The media is busy reminding us that freedom of the press is the only thing guarding their ability to create fake scandals and lie about sources. A better use of time might involve reminding the Congress that 11.7 million Americans can’t find a job.

Graph: Bureau of Labor Statistics

2. The Worsening Crisis In Syria

Mideast Syria

AP Photo/SANA

Did you know there’s a civil war going on in Syria? Or that the number of Syrian refugees now exceeds the numbers in Darfur? Or that the Syrian government may well have used chemical weapons on its own people?

You’d be excused if you didn’t. Pundits who are busy obsessing over who wrote what email when about Bengahzi continue to ignore the Syrian crisis.

The conflict in Syria threatens to destabilize the entire region, and while there are some who say that may be a good thing, there is little question that we face a humanitarian disaster.

Century Foundation senior fellow Morton Abramowitz writes that President Obama’s upcoming meeting with Turkish Prime Minister Recep Tayyip Erdogan is an excellent opportunity to forge a Turkish-American plan for Syria. That’s provided we can stop talking about phone records long enough to focus.

3. Obamacare Implementation

The Affordable Care Act

White House photo

Remember Obamacare? Despite House Republicans’ 37th vote to repeal the Affordable Care Act, it remains the law of the land. In fact, many of its most important provisions are scheduled for implementation in 2014.

Just two weeks ago, progressives were beginning to give serious thought to how best to implement Obamacare. The implementation of new health insurance exchanges is a massive project that requires assembling a huge amount of data. And because many Republican governors have refused to implement any of its provisions, the federal government is left to do much of the heavy lifting.

Democrats were just beginning to talk about these difficulties, urging caution in implementation and educating Americans about what to expect. Those important conversations are now on hold while we obsess over fake scandals.

4. Guantánamo Bay

guantanamo infographic

There are currently 166 men imprisoned in Guantánamo Bay detention camp. They’ve been there for a decade now, and most of them have little hope of leaving. That fact is especially appalling given that only 6 of the 166 have actually faced formal charges.
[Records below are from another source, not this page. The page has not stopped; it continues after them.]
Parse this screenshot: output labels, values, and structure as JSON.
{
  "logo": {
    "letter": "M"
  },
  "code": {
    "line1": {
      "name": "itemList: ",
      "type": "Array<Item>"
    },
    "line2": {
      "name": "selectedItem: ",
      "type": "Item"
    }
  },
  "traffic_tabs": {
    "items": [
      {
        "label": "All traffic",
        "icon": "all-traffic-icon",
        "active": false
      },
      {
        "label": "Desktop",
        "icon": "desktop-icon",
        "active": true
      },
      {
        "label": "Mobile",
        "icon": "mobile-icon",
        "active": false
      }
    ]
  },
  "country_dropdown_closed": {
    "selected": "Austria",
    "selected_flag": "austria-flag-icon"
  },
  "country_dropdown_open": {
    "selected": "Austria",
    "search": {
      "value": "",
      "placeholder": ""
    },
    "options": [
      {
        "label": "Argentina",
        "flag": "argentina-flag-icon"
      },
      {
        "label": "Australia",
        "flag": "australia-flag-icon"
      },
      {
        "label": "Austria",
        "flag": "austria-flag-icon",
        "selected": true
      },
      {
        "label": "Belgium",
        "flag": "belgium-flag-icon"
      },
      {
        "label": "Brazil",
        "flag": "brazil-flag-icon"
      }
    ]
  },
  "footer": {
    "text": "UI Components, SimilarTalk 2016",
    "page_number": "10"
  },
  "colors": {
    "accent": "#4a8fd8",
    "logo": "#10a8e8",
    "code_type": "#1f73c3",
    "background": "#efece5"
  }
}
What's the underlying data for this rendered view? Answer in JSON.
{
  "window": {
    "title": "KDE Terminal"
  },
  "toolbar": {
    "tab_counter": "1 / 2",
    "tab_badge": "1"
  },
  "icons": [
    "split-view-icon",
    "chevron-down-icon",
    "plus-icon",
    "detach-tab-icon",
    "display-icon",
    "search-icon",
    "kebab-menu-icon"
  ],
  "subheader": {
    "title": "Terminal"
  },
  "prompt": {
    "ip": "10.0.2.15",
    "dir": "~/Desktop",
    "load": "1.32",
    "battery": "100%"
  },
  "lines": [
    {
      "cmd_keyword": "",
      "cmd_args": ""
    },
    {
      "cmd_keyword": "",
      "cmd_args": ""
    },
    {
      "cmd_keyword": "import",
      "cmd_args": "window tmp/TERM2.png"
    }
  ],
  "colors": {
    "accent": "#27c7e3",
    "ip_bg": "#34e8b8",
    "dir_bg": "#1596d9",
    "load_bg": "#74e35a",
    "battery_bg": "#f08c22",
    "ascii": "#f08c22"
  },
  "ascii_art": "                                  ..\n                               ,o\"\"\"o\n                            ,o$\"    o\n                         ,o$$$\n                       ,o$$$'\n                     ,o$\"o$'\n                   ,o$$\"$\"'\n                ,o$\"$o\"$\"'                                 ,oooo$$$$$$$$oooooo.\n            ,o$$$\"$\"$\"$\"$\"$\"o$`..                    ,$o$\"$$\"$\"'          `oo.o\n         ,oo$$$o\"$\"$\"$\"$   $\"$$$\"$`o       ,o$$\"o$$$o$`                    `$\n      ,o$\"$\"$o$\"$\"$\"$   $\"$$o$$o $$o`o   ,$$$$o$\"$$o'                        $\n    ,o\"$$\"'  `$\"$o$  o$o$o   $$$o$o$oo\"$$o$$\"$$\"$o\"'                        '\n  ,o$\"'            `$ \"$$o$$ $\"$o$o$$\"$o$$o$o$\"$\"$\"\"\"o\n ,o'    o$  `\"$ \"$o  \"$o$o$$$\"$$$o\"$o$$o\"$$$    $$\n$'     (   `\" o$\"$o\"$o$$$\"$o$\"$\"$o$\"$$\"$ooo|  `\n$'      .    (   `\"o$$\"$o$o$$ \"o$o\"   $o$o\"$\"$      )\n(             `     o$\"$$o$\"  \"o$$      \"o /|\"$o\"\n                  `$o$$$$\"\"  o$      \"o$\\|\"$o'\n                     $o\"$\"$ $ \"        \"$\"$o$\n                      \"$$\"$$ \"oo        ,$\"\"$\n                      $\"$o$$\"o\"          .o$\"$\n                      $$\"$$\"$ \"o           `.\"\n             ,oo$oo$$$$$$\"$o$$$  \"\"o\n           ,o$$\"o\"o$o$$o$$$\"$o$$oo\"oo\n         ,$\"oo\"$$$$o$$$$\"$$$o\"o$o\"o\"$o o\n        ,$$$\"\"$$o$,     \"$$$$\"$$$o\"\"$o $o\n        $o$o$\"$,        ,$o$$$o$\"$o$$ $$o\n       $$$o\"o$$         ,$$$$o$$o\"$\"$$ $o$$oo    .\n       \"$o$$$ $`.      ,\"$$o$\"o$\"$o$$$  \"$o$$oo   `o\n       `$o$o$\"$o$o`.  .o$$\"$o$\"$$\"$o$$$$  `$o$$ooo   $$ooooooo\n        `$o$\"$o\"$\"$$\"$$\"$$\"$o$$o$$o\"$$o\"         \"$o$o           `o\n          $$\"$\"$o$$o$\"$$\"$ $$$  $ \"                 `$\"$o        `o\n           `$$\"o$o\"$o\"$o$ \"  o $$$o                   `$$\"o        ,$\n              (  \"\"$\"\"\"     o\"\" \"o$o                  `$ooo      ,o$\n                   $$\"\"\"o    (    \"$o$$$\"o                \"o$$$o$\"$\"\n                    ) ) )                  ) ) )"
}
The rest remain in legal limbo; 86 have actually been cleared for release, but face little chance of leaving. A Century Foundation infographic from Abby Grimshaw and Thérèse Postel has all the gritty details.

As of Monday, 100 of the 166 detainees were on a hunger strike to protest their indefinite detention.

Twenty-nine are being force-fed in direct violation of the Geneva Conventions.

In the wake of increased media coverage last month, President Obama promised (again) to close Guantánamo Bay. The very next day, however, Obama reiterated his support for the very policy that prevents most of the cleared detainees from leaving.

Public pressure forced the president to grapple with an issue he pledged to resolve right after he took office in 2009. With our attention distracted by IRS overreach, Obama is once again free to ignore Gitmo.

5. Gun Control

gun kid

Photo: Brittany Randolph via Flickr.com

Remember Newtown? Did you know that 4,096 Americans have been killed by guns since the shootings at Sandy Hook Elementary School? Remember how even a very watered-down background-check bill and assault-weapon ban failed in the Senate?

The NRA certainly hasn’t forgotten.

But you can bet that they’re pretty pleased that everyone else seems to be so busy worrying about whether ABC glossed some emails properly that they’ve forgotten about children getting mowed down with assault weapons.